Fewer than one out of every four defendants accused of rape in Northern Ireland was convicted last year, new figures indicate.
The 23.4% conviction rate last year was down slightly on the 25.7% recorded in 2015/16, according to the Public Prosecution Service (PPS), which has released a specific breakdown of rape statistics for the first time.
A number of the defendants acquitted of rape in 2016/17 were convicted of lesser offences linked to the same incidents. Of the 64 defendants who faced Crown Court trial for rape, 37 (57.8%) were convicted of at least one offence, with 15 of those (23.4%) convicted of the rape count.
The overall conviction rate for all types of offences in Northern Ireland is 86.4%.
PPS senior assistant director Marianne O'Kane, who heads up the service's serious crime unit, explained why the conviction rate in rape cases was relatively low.
"Rape is a devastating crime which presents many complexities when seeking to bring a prosecution to court," she said.
"Every rape case is different but they are all challenging to prosecute. The burden of proof is always on the prosecution to prove such allegations to a jury beyond all reasonable doubt. That is a high bar for a jury to reach, particularly when so many of these cases hinge on the issue of consent or the suspect's reasonable belief in consent.
"Although not essential to bring a prosecution, police and prosecutors will look for corroborating or supporting evidence which is often not available as alleged offences frequently take place in private and the complainant is the only witness.
"Rape conviction rates are historically and universally low across all jurisdictions when compared with sexual offences other than rape and with the conviction rates for offences generally in the Crown Court.
"The PPS has been working with other stakeholders to fully understand the reasons for this and seek to address them."

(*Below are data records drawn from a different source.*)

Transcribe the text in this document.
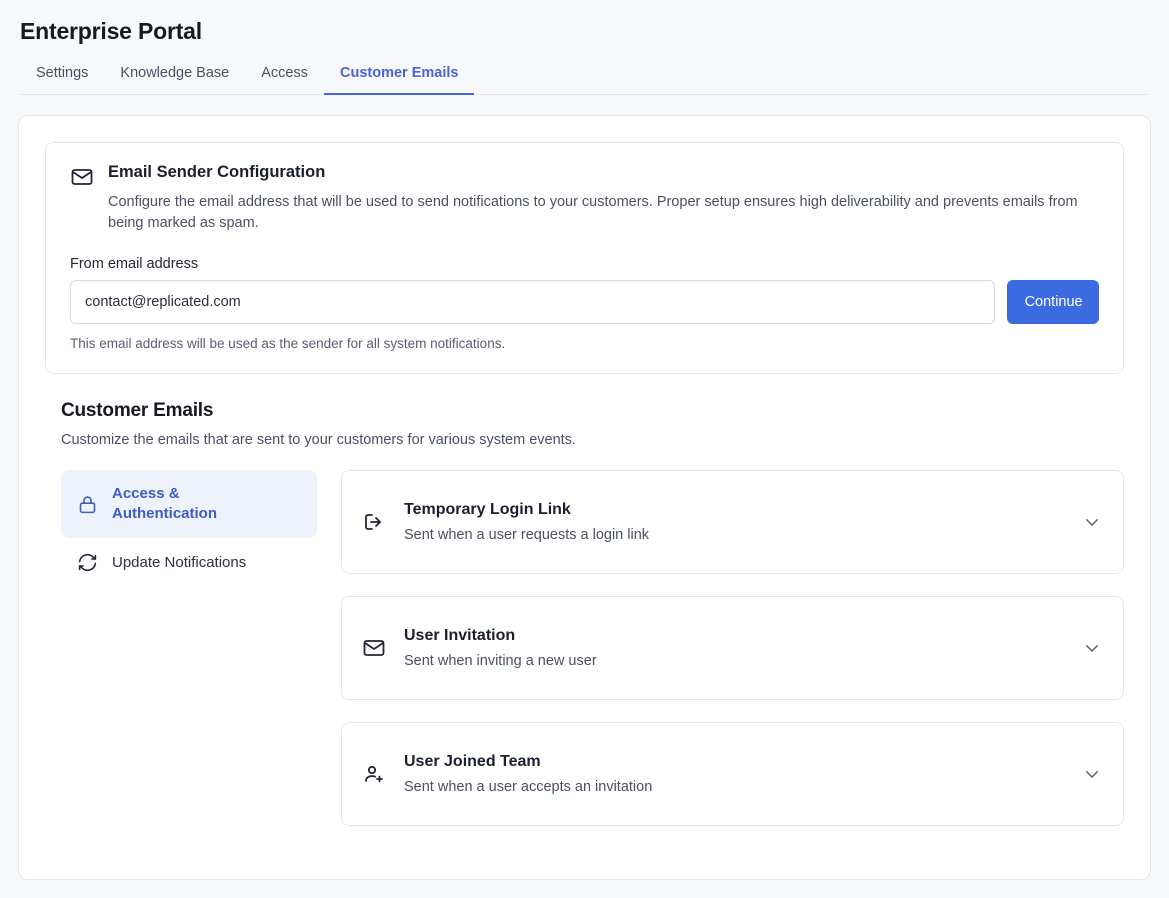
Enterprise Portal
Settings	Knowledge Base	Access	Customer Emails
Email Sender Configuration
Configure the email address that will be used to send notifications to your customers. Proper setup ensures high deliverability and prevents emails from being marked as spam.
From email address
contact@replicated.com
Continue
This email address will be used as the sender for all system notifications.
Customer Emails
Customize the emails that are sent to your customers for various system events.
Access & Authentication
Update Notifications
Temporary Login Link
Sent when a user requests a login link
User Invitation
Sent when inviting a new user
User Joined Team
Sent when a user accepts an invitation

The statistics also looked at the number of rape files reported to the PPS by police last year.
There was marked increase (17.9%) in the number of rape files presented to the PPS in 2016/17 - 395 compared to 355 in 2015/16. In terms of all sexual offences, there were 1,313 filed passed to the PPS in 2016/17, compared to 1,245 the year before (a 5.4% difference).
Files received involved 1,399 suspects, 415 of whom were charged or reported for rape - a 17.6% increase on 2015/16.
A total of 1,087 prosecutorial decisions were made by the PPS in regard to sexual offences cases last year - with the evidential test for prosecution met on 36.7% of those files.
The average time taken to reach decisions increased significantly - from 187 days in 2015/16 to 229 days last year.
The PPS said the extended time frame was due to changes to the way evidence is obtained and proactive steps by the service, through the creation of the serious crime unit, to engage more intensively with alleged victims.
"The PPS is fully committed to robustly prosecuting these types of cases where the test for prosecution is met," said Ms O'Kane.
A retired Appeal Court judge has been asked to head up a major review into how serious sexual crimes are handled by the judicial system.
Sir John Gillen, who will be supported by an advisory panel, will examine a range of issues, including the disclosure of unused material; support for victims and witnesses; measures to ensure the anonymity of the complainant; the arguments for defendant anonymity; the impact of social media on trials; reporting restrictions; public attendance at trials.
Developments in neighbouring jurisdictions will also be considered.
Ms O'Kane said: "We fully welcome the recently announced review of how these cases are dealt with by the criminal justice system and hope that the publication of this statistical bulletin helps inform that process."